6. A hammer drill according to claim 5 wherein said radial slots are formed in said lower end face, said bottom face including an annular ridge at its center, said ridge arranged to surround a lower end of said inner passage when said upper and lower pieces are secured together, said ridge defining upturned outlets of said lateral passages for discharging fluid into said inner passage in an upward direction.

7. A hammer drill according to claim 2 wherein said lateral passage is situated inside of said recess.

8. A hammer drill according to claim 1 wherein said upper sections of said longitudinal passages are oriented substantially parallel to said exhaust passage.

9. A hammer drill according to Claim l, wherein said driver sub includes internal vertical splines, said upper piece including external vertical splines, said external splines meshing with said internal splines for transmitting torque from said driver sub to said drill bit while permitting relative vertical movement therebetween as said drill changes between said drilling condition and said drop-open condition, lower ends of said external splines being disposed above said cutting face, said inlets of said longitudinal passages being disposed generally adjacent said lower ends of said splines.

10. A hammer drill according to claim 1, wherein said outer surface of said upper piece and said inner surface of said driver sub are of circular cylindrical configuration.

11. A drill bit for a down-the-hole hammer with a reverse circulation system, comprising:

upper and lower pieces, said lower piece including a recess in which a lower end of said upper piece is fixedly interconnected,

a lower cutting face formed in said lower piece,

a vertically extending inner fluid passage formed in said upper piece in communication with said cutting face and extending vertically to an upper end of said drill bit,

a plurality of longitudinal passages spaced inwardly with respect to an outer periphery of said drill bit and outwardly relative to said exhaust passage, each longitudinal passage including upper and lower sections, said upper section formed in said upper piece and including an inlet, said lower section extending downwardly to said cutting face, and

a cylindrical outer surface formed on said upper piece in surrounding relationship to said upper sections of said longitudinal passages.

12. A drill bit according to claim 11 including at least one lateral passage communicating a longitudinal passage with said inner fluid passage at a location above said cutting face.

13. A drill bit according to claim 12 wherein there is a plurality of said lateral passages having inlet ends which communicate with one another.

14. A drill bit according to claim 12 wherein each lateral passage is formed partially by said upper piece and partially by said lower piece.

15. A drill bit according to claim 14 wherein said upper piece includes a lower end surface facing a bottom surface of said recess, one of said lower end surface and said bottom surface including radial slots which, together with the other of said lower end surface and said bottom surface, form said lateral passages.

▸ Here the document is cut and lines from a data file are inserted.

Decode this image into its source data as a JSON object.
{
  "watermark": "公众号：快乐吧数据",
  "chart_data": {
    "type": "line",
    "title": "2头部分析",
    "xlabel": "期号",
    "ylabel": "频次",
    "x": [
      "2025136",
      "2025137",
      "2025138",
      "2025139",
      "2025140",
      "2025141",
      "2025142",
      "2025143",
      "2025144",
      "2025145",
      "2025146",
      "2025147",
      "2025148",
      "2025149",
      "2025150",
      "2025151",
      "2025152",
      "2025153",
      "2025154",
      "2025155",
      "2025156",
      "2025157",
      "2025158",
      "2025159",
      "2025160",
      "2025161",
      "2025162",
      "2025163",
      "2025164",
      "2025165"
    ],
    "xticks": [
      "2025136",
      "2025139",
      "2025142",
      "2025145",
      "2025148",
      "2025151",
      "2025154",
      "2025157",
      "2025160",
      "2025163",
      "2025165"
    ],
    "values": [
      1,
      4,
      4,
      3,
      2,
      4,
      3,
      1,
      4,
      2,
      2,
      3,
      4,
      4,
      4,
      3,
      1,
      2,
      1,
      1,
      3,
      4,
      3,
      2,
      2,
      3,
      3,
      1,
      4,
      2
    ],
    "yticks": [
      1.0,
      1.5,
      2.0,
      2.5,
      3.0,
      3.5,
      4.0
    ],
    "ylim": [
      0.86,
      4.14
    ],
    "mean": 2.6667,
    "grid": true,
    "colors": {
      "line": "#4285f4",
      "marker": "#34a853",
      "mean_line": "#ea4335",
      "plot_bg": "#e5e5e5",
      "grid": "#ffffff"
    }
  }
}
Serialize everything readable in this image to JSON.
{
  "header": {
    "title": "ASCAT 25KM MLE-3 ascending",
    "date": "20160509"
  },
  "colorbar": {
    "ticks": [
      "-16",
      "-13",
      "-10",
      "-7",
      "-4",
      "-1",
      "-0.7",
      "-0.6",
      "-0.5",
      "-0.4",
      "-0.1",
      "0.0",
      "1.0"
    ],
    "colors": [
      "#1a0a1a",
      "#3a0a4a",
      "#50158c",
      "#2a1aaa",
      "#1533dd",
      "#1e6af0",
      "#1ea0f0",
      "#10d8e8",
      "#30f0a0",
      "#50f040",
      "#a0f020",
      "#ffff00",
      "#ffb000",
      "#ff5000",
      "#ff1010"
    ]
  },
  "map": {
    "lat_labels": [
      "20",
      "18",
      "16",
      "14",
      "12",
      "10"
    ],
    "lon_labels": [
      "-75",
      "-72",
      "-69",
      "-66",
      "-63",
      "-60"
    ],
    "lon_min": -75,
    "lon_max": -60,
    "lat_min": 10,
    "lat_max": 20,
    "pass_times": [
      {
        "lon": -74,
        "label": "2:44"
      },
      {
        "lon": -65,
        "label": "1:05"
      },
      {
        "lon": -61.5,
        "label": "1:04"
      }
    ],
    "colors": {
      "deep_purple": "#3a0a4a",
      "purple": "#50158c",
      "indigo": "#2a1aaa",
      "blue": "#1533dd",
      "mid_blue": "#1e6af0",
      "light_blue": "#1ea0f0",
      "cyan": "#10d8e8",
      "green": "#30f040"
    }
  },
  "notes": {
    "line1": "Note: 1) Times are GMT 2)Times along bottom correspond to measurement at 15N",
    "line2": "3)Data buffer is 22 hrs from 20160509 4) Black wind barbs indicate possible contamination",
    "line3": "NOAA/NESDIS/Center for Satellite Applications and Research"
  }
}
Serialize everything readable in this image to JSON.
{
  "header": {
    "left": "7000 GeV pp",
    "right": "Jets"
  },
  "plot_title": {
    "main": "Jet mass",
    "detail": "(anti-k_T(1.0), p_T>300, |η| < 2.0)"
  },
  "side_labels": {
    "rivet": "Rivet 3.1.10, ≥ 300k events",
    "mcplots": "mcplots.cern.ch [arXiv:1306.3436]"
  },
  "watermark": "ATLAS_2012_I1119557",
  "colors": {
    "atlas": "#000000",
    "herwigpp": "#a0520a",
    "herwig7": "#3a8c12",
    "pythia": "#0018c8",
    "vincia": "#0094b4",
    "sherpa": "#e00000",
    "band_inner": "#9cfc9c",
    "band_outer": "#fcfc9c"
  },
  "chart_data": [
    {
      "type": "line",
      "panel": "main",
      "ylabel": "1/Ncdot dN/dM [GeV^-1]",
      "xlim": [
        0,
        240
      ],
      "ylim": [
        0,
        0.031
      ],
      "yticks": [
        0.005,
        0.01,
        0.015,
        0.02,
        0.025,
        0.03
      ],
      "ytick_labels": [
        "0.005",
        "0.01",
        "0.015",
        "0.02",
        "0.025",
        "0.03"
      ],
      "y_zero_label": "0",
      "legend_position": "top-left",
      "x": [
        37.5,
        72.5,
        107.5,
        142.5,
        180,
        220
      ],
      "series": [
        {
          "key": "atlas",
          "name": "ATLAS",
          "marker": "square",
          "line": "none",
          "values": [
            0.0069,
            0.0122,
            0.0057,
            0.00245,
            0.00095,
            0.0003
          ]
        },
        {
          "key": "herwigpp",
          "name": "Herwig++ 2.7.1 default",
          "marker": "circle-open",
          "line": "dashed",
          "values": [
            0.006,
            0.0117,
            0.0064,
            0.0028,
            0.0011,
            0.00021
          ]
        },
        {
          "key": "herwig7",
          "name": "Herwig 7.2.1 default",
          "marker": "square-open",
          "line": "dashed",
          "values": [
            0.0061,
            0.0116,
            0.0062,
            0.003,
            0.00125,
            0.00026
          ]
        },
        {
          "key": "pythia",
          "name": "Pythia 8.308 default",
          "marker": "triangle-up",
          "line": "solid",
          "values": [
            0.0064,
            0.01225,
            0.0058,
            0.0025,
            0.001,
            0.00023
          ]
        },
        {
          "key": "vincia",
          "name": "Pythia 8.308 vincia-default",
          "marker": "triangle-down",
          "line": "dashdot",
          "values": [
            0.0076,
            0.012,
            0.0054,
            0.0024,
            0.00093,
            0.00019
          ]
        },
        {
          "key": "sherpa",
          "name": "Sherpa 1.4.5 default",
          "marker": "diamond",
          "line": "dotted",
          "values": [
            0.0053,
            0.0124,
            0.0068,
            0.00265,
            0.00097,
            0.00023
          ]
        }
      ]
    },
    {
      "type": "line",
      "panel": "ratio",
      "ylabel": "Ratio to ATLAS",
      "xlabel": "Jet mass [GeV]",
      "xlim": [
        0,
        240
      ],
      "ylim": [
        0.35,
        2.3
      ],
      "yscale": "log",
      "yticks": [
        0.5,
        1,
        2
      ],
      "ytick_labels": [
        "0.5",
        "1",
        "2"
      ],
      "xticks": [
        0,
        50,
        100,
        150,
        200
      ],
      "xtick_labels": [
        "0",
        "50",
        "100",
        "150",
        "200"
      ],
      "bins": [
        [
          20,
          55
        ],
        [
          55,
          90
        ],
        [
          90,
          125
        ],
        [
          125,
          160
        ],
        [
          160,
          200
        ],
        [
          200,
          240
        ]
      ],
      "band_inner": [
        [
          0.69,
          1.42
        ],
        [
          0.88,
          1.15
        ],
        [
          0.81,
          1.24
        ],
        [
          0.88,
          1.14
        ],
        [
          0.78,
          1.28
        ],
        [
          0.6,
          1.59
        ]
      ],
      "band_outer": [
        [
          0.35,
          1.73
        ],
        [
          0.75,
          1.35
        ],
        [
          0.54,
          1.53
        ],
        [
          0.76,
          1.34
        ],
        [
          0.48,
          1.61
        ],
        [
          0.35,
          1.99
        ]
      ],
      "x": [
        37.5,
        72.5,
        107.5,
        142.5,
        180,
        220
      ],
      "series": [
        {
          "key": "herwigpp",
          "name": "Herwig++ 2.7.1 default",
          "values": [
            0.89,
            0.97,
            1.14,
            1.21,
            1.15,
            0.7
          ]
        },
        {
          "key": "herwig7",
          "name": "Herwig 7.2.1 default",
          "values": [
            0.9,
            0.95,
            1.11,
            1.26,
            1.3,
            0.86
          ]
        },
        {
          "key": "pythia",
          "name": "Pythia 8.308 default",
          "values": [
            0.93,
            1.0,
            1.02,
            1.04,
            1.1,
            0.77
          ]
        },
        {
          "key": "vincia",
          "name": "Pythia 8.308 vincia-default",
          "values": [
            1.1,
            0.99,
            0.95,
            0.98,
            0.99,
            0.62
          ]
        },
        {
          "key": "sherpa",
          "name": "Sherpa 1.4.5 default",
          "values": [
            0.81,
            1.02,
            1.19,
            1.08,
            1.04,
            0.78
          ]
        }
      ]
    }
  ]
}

16. A drill bit according to claim 15, wherein said radial slots are formed in said lower end face, said bottom face including an annular ridge at its center, said ridge arranged to surround a lower end of said inner fluid passage when said upper and lower pieces are secured together, said ridge defining upturned outlets of said lateral passages.

17. A drill bit according to claim 12, wherein said lateral passage is situated inside of said recess.

18. A drill bit according to claim 11 wherein said upper sections of said longitudinal passages are oriented substantially parallel to said exhaust passage.

19. A drill bit according to Claim 11 including a plurality of vertically extending splines formed in said upper piece and arranged in circumferentially spaced relationship, lower ends of said splines being spaced above said cutting face, said inlets of said longitudinal passages being situated generally adjacent said lower ends of said splines.

20. A drill bit according to Claim 11, wherein said outer surface of said upper piece is of circular cylindrical configuration.